Creía saber qué dirección debía tomar. Pero para su sorpresa nada le resultaba conocido. Sólo arriba, delante de la cabaña a la que acudía a recoger la leche y donde un buen día le habían regalado un bastón, le vinieron a la memoria imágenes vivas.
En una ocasión le habían permitido llevar de vacaciones a un compañero de juegos que lógicamente, su padre lo quiso así, tuvo que pagarse la comida y el alojamiento de su propio bolsillo. Jonas había optado por Leonhard.
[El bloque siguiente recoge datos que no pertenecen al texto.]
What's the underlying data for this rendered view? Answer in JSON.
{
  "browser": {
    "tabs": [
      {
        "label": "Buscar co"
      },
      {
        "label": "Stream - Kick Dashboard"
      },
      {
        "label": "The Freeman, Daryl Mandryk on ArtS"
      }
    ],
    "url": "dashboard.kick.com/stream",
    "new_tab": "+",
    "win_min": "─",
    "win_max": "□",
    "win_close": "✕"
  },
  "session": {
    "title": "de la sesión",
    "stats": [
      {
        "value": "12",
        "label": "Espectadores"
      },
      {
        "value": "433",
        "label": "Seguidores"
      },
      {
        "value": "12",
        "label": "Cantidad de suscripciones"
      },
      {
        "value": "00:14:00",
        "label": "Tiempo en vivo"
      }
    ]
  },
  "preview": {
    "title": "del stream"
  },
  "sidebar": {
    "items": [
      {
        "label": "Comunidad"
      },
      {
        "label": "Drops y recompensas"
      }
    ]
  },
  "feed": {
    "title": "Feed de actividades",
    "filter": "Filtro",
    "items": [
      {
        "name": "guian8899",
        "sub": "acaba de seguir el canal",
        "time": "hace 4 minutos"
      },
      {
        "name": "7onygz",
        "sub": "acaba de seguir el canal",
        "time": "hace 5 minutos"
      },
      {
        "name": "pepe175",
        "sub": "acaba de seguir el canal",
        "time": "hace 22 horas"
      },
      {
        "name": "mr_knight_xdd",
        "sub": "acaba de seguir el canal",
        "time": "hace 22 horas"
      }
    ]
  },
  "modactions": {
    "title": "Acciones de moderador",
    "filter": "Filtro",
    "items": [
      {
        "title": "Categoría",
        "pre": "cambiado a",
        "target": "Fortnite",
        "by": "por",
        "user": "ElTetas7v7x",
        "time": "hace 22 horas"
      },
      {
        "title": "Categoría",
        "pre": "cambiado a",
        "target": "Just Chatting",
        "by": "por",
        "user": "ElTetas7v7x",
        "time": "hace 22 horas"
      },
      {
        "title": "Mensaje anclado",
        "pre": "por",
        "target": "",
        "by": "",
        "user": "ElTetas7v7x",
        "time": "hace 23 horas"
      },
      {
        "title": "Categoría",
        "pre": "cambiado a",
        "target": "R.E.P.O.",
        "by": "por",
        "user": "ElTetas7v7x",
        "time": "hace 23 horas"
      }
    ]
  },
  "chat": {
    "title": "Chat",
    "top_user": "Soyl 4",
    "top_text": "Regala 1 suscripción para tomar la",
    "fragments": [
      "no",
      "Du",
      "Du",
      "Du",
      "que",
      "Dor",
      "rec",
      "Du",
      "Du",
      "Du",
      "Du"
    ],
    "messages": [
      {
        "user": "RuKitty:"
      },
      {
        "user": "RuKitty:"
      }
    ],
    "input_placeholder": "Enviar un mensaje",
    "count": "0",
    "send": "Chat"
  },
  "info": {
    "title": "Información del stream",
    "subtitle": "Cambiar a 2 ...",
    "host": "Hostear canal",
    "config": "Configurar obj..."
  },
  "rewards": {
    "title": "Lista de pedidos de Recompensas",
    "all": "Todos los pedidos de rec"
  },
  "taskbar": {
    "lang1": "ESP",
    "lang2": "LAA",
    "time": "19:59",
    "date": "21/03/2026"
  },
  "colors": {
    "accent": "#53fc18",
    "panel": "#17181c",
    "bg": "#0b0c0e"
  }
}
Y en su compañía, ahora le venía de nuevo a la memoria, había estado también en ese lugar. Rodearon la casa fingiendo que eran indios deseosos de asaltar el rancho. Cuando el gigantesco anciano apareció en la puerta, el valor abandonó rápidamente a los atacantes, saludaron con timidez al trampero y desaparecieron entre la maleza.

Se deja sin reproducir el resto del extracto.